E o que a Bioética tem a ver com isso? A bioética pode ser compreendida como o campo interdisciplinar (ou mesmo a disciplina), que se dedica a analisar os argumentos morais que apoiam ou contestam determinadas práticas humanas que afetam a qualidade de vida e o bem-estar dos humanos e não-humanos, preservando a qualidade dos seus ambientes. Além disso, a Bioética se volta para a tomada de decisões fundamentadas nas análises anteriores. Ou seja, a Bioética tem duas dimensões indissociáveis: uma descritiva/analítica e outra normativa, que proporá soluções para os problemas morais examinados.
O brasileiro Fermin Roland Schramm e o chileno Miguel Kottow defendem apropriadamente que é necessário incorporar uma outra dimensão, que tem sua origem no campo da saúde pública: que é a proteção de todo/as aquele/as que são mais vulnerado/as.

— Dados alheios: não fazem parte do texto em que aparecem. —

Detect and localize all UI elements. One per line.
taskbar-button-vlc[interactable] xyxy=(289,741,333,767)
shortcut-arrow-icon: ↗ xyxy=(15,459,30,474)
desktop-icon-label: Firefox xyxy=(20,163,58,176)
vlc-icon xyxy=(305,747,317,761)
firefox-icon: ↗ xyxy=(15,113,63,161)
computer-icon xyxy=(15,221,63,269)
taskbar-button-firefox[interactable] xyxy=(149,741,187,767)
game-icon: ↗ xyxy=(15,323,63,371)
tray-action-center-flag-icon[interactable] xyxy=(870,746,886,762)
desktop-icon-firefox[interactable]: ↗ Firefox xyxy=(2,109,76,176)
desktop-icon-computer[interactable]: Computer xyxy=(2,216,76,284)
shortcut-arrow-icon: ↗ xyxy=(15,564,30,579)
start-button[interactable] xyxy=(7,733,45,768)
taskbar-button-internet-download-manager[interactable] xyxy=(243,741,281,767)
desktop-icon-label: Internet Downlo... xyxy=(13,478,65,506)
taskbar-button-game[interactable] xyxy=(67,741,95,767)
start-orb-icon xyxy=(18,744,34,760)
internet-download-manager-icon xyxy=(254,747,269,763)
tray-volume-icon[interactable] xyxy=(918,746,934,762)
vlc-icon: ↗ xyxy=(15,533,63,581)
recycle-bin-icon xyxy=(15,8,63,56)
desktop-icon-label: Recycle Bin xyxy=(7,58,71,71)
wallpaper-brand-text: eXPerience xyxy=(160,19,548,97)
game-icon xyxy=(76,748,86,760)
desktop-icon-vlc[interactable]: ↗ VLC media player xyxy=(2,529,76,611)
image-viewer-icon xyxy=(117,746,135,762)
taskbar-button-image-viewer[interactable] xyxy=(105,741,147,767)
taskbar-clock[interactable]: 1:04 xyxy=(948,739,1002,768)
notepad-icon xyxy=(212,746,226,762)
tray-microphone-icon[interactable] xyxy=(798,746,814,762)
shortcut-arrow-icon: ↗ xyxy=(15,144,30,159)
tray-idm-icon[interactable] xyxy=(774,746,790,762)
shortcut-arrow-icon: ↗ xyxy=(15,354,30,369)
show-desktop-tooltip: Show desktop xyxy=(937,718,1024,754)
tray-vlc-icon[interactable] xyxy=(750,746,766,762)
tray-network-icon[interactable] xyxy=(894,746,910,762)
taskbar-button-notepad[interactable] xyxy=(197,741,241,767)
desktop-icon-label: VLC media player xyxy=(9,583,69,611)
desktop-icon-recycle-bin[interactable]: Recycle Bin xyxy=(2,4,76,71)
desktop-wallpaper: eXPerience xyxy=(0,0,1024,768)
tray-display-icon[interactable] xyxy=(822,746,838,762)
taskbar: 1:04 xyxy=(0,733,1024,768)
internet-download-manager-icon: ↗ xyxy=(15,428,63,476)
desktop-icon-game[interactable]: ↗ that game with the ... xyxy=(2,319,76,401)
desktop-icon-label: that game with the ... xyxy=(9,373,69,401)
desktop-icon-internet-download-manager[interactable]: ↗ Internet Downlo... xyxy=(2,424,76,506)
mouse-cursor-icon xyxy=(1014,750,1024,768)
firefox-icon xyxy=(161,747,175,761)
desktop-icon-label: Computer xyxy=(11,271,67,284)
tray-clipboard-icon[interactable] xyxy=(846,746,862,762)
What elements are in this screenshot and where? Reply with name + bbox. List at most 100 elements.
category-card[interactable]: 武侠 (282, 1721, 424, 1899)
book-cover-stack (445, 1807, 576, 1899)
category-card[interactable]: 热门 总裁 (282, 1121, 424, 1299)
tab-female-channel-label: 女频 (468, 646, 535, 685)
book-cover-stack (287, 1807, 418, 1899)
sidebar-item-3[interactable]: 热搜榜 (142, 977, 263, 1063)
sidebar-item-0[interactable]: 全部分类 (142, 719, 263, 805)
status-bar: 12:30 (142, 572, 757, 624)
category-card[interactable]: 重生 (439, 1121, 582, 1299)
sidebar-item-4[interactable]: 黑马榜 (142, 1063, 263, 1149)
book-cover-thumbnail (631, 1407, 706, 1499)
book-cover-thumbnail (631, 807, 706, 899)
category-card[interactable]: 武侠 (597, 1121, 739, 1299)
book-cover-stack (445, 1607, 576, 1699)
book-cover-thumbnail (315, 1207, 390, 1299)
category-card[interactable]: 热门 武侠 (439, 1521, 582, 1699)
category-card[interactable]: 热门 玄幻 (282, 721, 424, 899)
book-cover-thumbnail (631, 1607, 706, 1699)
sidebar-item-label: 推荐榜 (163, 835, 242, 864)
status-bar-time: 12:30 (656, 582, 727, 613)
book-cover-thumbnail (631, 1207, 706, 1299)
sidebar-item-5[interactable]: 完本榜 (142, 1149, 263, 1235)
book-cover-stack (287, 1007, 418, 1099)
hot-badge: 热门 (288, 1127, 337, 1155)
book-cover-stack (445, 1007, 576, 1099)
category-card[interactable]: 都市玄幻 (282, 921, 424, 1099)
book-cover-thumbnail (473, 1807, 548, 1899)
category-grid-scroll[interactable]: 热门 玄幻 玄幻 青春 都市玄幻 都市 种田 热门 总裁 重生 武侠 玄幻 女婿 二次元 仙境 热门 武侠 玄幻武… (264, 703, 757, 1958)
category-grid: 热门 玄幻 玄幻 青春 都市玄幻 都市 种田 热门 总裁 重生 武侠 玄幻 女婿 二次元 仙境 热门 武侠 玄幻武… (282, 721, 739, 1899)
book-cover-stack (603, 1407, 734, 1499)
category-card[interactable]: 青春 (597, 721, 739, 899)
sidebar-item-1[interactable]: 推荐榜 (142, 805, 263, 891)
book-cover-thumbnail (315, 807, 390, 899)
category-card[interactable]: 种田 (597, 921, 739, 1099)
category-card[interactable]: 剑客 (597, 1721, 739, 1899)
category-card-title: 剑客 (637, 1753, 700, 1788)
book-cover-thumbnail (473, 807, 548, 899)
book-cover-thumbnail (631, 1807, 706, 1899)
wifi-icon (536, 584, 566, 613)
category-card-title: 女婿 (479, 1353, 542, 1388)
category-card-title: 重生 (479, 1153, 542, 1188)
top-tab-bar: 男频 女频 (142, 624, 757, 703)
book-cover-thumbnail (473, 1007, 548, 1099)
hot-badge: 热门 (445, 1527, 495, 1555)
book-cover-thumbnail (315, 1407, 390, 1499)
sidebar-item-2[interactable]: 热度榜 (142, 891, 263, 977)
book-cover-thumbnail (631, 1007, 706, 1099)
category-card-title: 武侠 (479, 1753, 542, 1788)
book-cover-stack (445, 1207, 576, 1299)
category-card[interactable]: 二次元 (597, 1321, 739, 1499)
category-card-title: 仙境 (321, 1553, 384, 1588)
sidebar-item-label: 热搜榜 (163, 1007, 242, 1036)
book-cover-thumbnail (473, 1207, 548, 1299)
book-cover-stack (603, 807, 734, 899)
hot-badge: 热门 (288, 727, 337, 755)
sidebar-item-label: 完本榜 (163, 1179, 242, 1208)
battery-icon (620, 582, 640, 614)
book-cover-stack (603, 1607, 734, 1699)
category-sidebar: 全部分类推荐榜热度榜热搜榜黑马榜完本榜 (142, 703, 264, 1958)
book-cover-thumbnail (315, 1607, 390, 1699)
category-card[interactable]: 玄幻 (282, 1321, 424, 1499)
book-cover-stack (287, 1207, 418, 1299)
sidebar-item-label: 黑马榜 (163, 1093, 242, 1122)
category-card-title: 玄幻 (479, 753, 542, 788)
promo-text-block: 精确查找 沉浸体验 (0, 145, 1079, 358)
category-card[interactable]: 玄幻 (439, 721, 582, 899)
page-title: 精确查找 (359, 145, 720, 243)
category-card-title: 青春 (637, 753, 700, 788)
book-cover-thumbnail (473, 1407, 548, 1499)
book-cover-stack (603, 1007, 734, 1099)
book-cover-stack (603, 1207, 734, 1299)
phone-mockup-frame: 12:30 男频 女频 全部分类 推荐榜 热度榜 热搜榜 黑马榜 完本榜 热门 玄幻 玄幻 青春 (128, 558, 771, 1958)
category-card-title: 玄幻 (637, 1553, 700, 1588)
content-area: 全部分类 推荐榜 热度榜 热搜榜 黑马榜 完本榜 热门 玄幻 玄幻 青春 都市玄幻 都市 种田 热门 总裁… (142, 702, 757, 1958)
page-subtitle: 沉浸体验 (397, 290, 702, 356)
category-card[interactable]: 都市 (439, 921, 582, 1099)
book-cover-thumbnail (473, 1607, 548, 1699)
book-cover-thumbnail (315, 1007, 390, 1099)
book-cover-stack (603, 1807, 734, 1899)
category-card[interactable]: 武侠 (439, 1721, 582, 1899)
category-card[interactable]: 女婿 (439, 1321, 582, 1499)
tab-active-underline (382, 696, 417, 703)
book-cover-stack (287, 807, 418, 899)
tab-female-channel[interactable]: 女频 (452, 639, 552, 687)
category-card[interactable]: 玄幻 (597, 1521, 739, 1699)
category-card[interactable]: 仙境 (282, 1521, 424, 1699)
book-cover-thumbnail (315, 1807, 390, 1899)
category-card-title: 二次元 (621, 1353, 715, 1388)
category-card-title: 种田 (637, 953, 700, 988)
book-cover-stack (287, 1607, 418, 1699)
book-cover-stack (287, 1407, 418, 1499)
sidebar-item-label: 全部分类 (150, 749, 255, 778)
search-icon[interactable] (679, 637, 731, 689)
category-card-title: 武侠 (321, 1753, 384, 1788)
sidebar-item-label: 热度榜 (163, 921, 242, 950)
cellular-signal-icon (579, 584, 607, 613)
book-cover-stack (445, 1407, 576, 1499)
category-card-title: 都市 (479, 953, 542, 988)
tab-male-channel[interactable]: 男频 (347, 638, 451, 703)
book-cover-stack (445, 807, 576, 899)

É claro que tudo isso também possibilita muito debate sobre o que é ser vulnerado/a, o que se deve/pode fazer nessas situações. Vimos assim que as visões da Bioética são múltiplas e precisam estar fundamentadas em argumentos e é exatamente isso que a Bioética propõe: a reflexão crítica sobre esses problemas morais, levando-se em consideração as circunstâncias envolvidas e não a mera afirmação de soluções pré-determinadas.
Por: Sergio Rego, Marisa Palácios, Dalmir Lopes e João Almeida.